Friday, May 22, 2009

What We See

There are a lot of reactions to the two speeches yesterday. President Obama’s speech at the National Archives laid out his vision of our national security, and former Vice President Dick Cheney tried to justify the record of the Bush administration and take down the president in the process.

The reactions to the speeches are predictable depending on who you listen to; the right wing thought Mr. Cheney was just wonderful and President Obama hopelessly naive and “flowery,” while the left thought Mr. Cheney was his usual dictatorial self, with the expected wrinkles, especially from those who were both surprised and more than a little curious as to what President Obama meant when he put forth the idea of “preventive detention” for terror suspects. Hilzoy sums it up.

Preventive detention????????

No. Wrong answer.

If we don’t have enough evidence to charge someone with a crime, we don’t have enough evidence to hold them. Period.

The power to detain people without filing criminal charges against them is a dictatorial power. It is inherently arbitrary. What is it that they are supposed to have done? If it is not a crime, why on earth not make it one? If it is a crime, and we have evidence that this person committed it, but that evidence was extracted under torture, then perhaps we need to remind ourselves of the fact that torture is unreliable. If we just don’t have enough evidence, that’s a problem, but it’s also a problem with detaining them in the first place.

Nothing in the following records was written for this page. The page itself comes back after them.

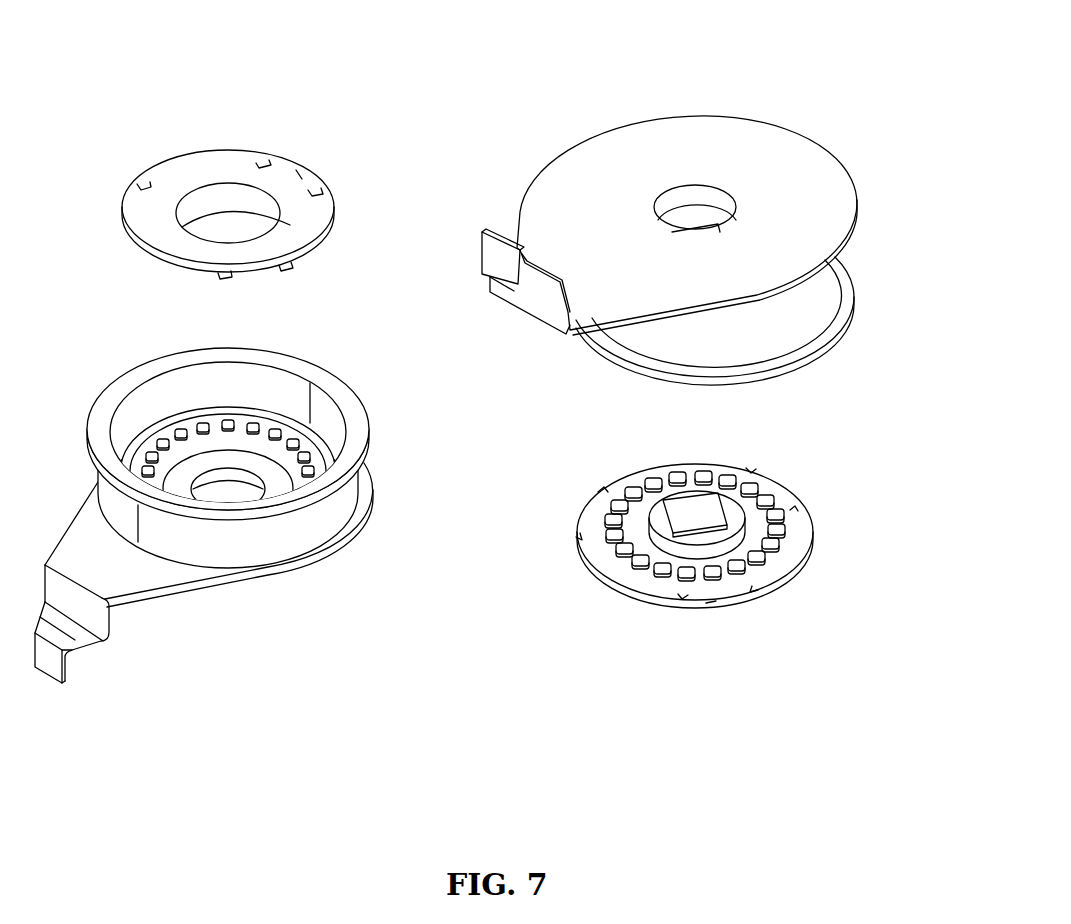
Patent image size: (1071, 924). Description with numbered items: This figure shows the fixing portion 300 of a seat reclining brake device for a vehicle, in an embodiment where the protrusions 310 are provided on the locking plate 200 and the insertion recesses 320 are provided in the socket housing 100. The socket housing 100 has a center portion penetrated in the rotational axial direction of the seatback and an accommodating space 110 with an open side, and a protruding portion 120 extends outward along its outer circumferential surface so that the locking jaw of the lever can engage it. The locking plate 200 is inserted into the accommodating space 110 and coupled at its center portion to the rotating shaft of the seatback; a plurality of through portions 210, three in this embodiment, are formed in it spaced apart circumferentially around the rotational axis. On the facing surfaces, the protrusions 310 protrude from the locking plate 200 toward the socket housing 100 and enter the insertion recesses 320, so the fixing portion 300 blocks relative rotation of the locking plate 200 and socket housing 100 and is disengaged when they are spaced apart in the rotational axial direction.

The socket housing 100 is at (690, 100).
The accommodating space 110 is at (313, 447).
The protruding portion 120 is at (323, 383).
The locking plate 200 is at (222, 140).
The through portion 210 is at (297, 173).
The fixing portion 300 is at (771, 643).
The protrusion 310 is at (778, 543).
The insertion recess 320 is at (337, 462).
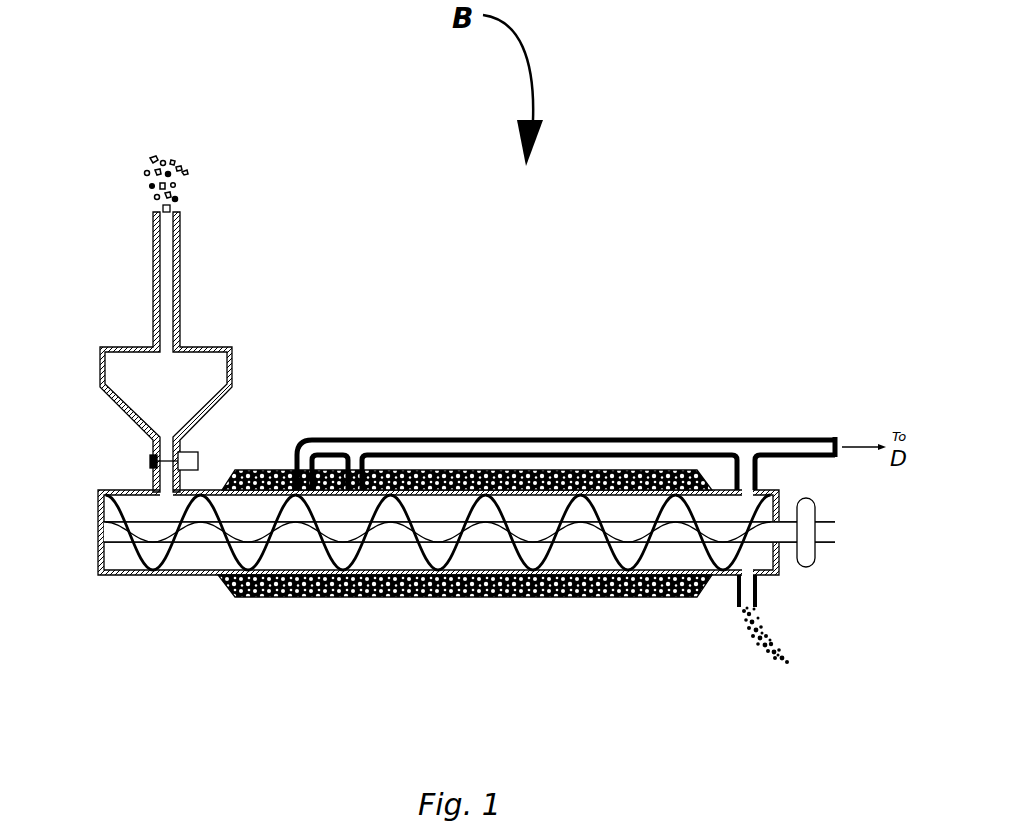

And then there are those who would strike a middle ground between the snarling and smug arrogance of the past administration and the toxic mess they left for the president who, because of the mistrust now ingrained in the fabric of our consciousness about what our government is capable of doing, has to make the dubious case that we should trust him with the open-termed power he holds as the Commander in Chief.

Frankly, I don’t like the idea of “preventive detention” any more than Hilzoy does, and I don’t buy it just because I hope that President Obama will be a more able steward of the rule of law than his predecessor. This isn’t a liberal or a conservative issue; it’s the basic foundation of our system of justice: you are innocent until you’re proven guilty, not until we can find enough evidence to make the case. There shouldn’t be exceptions to this, and it shouldn’t be based on the question of whether or not a suspect is a prisoner of war, an “enemy combatant,” a person of interest, or just a bunch of anti-Semitic crack addicts in the Bronx. The United States Constitution wasn’t written in the abstract; it was — and still is — a clear and practical foundation of both laws and ideas. The men who wrote it knew all too well what the unlimited reach of a monarch could do, and they knew all too well what it was like to live in reactionary times; the American Revolution was still a vivid and recent memory at the time it was crafted. Put in perspective, the times were just as perilous for the nation then as they were on September 12, 2001. Yet the Founding Fathers did not waver from the idea that justice had to be based on the evidence and that defendants were owed a fair trial based on what the prosecution could prove.

In court the guilt or innocence of a defendant comes down to what we see now, not what we think we might see at some future point. The same can be said about trusting our leaders to live up to the realities of the Constitution and the rule of law.